Les travaux du Dr Theo Colborn semblent être un bon point de départ au niveau des données scientifiques recueillies. ( http://www.endocrinedisruption.com/home.php )

Il y a plusieurs années déjà, personne ne redoutait les produits chimiques et toxiques utilisés dans le forage vertical. Depuis, des animaux d’élevage, des poissons sont morts et des maladies humaines ont été associées aux produits chimiques retrouvés près des sites de forage de gaz naturel. Les produits utilisés dans le processus de fracturation hydraulique ont été gardés comme grand secret industriel, des tueurs silencieux enlevant des familles leurs membres. Or, de nouvelles techniques dites non-conventionnelles étendent maintenant la portée de ces produits chimiques et ils pourraient se retrouver dans votre verre d’eau.

Est-ce que votre eau a été testée pour ces contaminants? Probablement que non car vous ne savez pas quels sont-ils!

Exigez donc de vos élus que les sources d’eau potable soient immédiatement et indépendamment testées pour les produits chimiques utilisés par l’industrie des gaz de schiste dans cette phase d’exploration, et cette industrie doit payer pour ces tests. Nous méritons la protection contre la pollution, personne d’autre ne protègera votre eau!

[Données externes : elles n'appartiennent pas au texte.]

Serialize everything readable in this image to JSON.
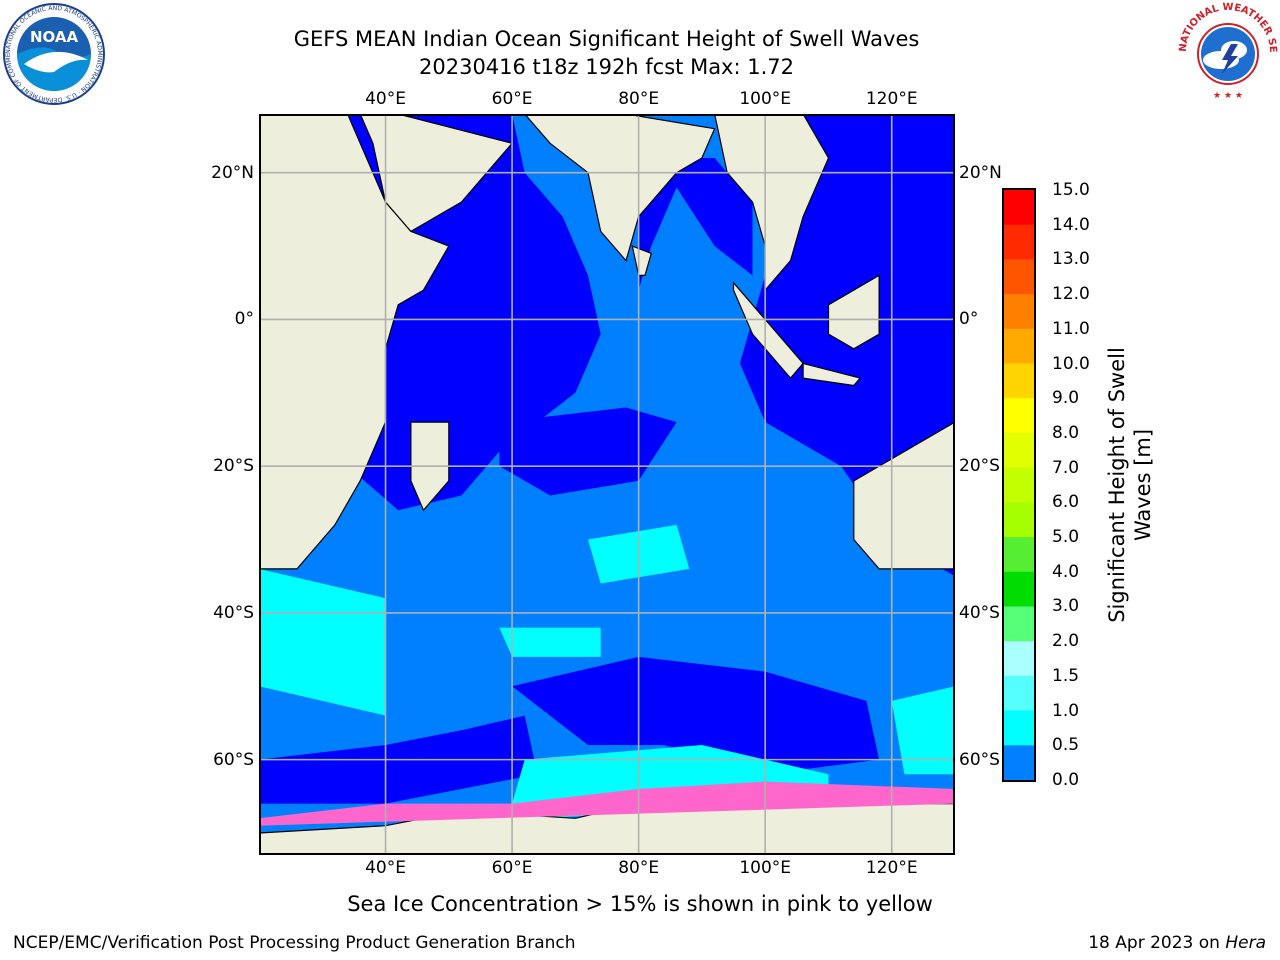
{
  "title": {
    "line1": "GEFS MEAN Indian Ocean Significant Height of Swell Waves",
    "line2": "20230416 t18z 192h fcst   Max: 1.72"
  },
  "map": {
    "lon_range": [
      20,
      130
    ],
    "lat_range": [
      -73,
      28
    ],
    "lon_ticks": [
      "40°E",
      "60°E",
      "80°E",
      "100°E",
      "120°E"
    ],
    "lat_ticks_left": [
      "20°N",
      "0°",
      "20°S",
      "40°S",
      "60°S"
    ],
    "lat_ticks_right": [
      "20°N",
      "0°",
      "20°S",
      "40°S",
      "60°S"
    ],
    "colors": {
      "land": "#eeeedd",
      "ocean_low": "#0000ff",
      "ocean_mid": "#0080ff",
      "ocean_high": "#00ffff",
      "ice": "#ff66cc"
    }
  },
  "colorbar": {
    "labels": [
      "15.0",
      "14.0",
      "13.0",
      "12.0",
      "11.0",
      "10.0",
      "9.0",
      "8.0",
      "7.0",
      "6.0",
      "5.0",
      "4.0",
      "3.0",
      "2.0",
      "1.5",
      "1.0",
      "0.5",
      "0.0"
    ],
    "colors_top_to_bottom": [
      "#ff0000",
      "#ff2a00",
      "#ff5500",
      "#ff8000",
      "#ffaa00",
      "#ffd400",
      "#ffff00",
      "#e1ff00",
      "#c3ff00",
      "#a5ff00",
      "#55ee33",
      "#00dd00",
      "#55ff77",
      "#aaffff",
      "#55ffff",
      "#00ffff",
      "#0080ff",
      "#0000ff"
    ],
    "title_line1": "Significant Height of Swell",
    "title_line2": "Waves [m]"
  },
  "caption": "Sea Ice Concentration > 15% is shown in pink to yellow",
  "footer": {
    "left": "NCEP/EMC/Verification Post Processing Product Generation Branch",
    "right_date": "18 Apr 2023 on ",
    "right_machine": "Hera"
  },
  "logos": {
    "noaa_text": "NOAA",
    "noaa_ring": "NATIONAL OCEANIC AND ATMOSPHERIC ADMINISTRATION · U.S. DEPARTMENT OF COMMERCE",
    "nws_ring": "NATIONAL WEATHER SERVICE"
  }
}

Sinon, ça devrait être considéré comme un crime contre l’humanité selon moi, puisqu’on s’attaque à notre eau, notre herbe, nos vaches, notre lait et nos crottes de fromage! (Le reste on s’en fout hein, la santé des gens etc… ce qui compte c’est la génération de la richesse!)

Exigez aussi de vos élus que vous ne voulez qu’aucun produit chimique toxique ne soit utilisé dans le processus de forage.

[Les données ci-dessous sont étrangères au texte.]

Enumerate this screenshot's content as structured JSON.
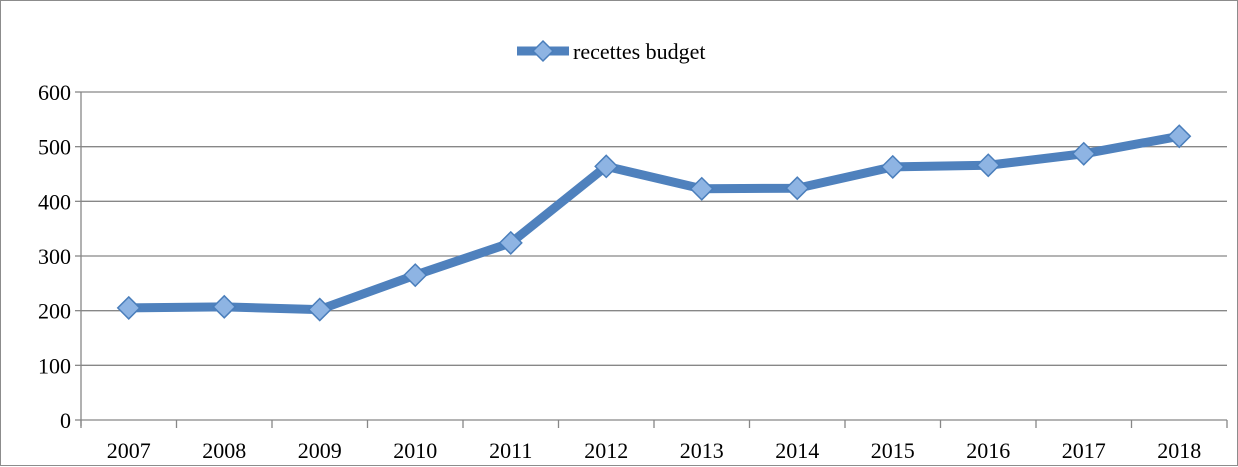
{
  "chart_data": {
    "type": "line",
    "categories": [
      "2007",
      "2008",
      "2009",
      "2010",
      "2011",
      "2012",
      "2013",
      "2014",
      "2015",
      "2016",
      "2017",
      "2018"
    ],
    "series": [
      {
        "name": "recettes budget",
        "values": [
          205,
          207,
          202,
          265,
          324,
          464,
          423,
          424,
          463,
          466,
          487,
          519
        ]
      }
    ],
    "title": "",
    "xlabel": "",
    "ylabel": "",
    "ylim": [
      0,
      600
    ],
    "yticks": [
      0,
      100,
      200,
      300,
      400,
      500,
      600
    ],
    "grid": "horizontal",
    "legend_position": "top",
    "colors": {
      "line": "#4f81bd",
      "marker_fill": "#8eb4e3",
      "marker_stroke": "#4a7ebb",
      "gridline": "#878787",
      "axis": "#878787"
    }
  }
}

Selon moi, un moratoire, ça urge!

La population du Québec, son agriculture, se concentrent dans la vallée du Saint-Laurent. Il est donc normal que les citoyens/nes exigent des études sérieuses et approfondies quant aux impacts environnementaux. En cette matière, nous devons être très prudents car les dommages pourraient s’avérer irréversibles et se répercuter sur plusieurs générations.

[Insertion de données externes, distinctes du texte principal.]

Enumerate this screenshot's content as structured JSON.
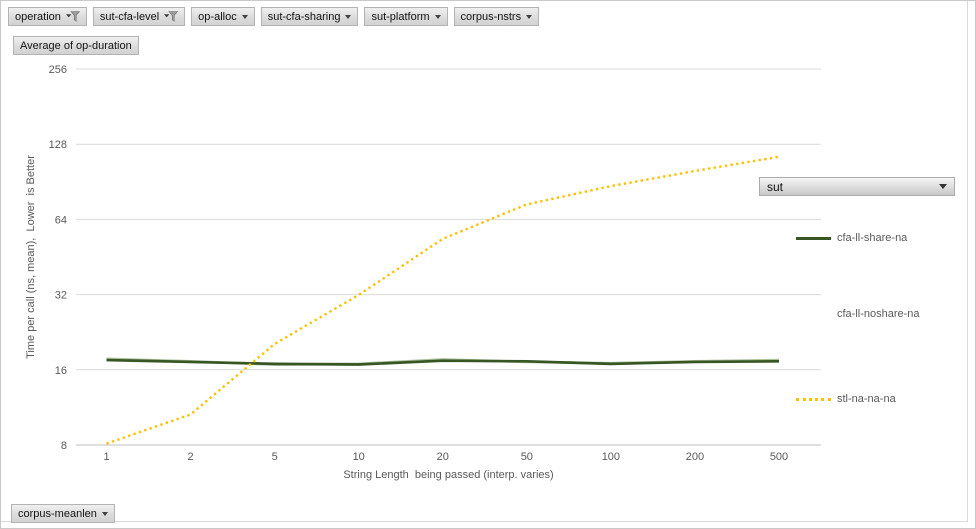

Les gens sont très mécontents de la façon cavalière dont le gouvernement procède dans ce dossier comme dans beaucoup d’autres. Un manque de respect tout-à-fait inacceptable, digne d’une république bananière.

Pour ma part, je suis convaincu que si nous faisons absolument tous les calculs tant économiques qu’environnementaux, nous réaliserons que ce que cela nous rapporte collectivement, versus les coûts sociaux et environnementaux incluant notre qualité de vie, les gaz à effet de serre, les quantités astronomiques d’eau contaminées, les poisons introduits dans notre sous-sol pour mieux le fracturer avec tous les risques géologiques que cela comporte, je ne suis pas du tout persuadé que c’est vraiment l’affaire du sciècle. Le processus complet d’exploitation des gaz de schistes pourrait s’avérer encore plus poluant que le charbon! Voilà pourquoi nous demandons des études objectives, exhaustives. Non pas un pseudo-rapport totalement biaisé, ni des soirées d’information bidon, orchestrées par les promoteurs gaziers.

Les résidents des villes et villages du Québec ne doivent pas être pris pour des idiots. Ils sont parfaitement justifiés de demander un moratoire sur l’exploitation des gaz de shistes, le temps nécessaire pour bien peser le pour et le contre dans cette aventure on ne peut plus mal engagée! Merci au gouvernement libéral! Toujours égal à lui-même.

Il est prouvé que l’économie d’énergie constitue une voie d’avenir. Parlant d’avenir, les énergies fossiles devraient être délaissées le plus rapidement possible si nous voulons en avoir un, en tant qu’espèce. Cela nous laisse environ quatre milliards d’années de rayonnement solaire, d’énergie éolienne, géotermique, marée motrice et autres…

Nous ne sommes pas contre le développement d’énergies renouvelables. Nous n’avons pas peur du développement vraiment durable et responsable. Nous n’avons peur que d’une chose, le règne de la bêtise.

Bonjour,

Enfin; un autre projet de mort! Ça a quand meme été plus facile que le casino de pointe St-Charles. Talisman, et c’est bien logique, reporte son projet d’au moins 6 mois.

Ils sont ou nos porte-voix? Ça m’inquiete.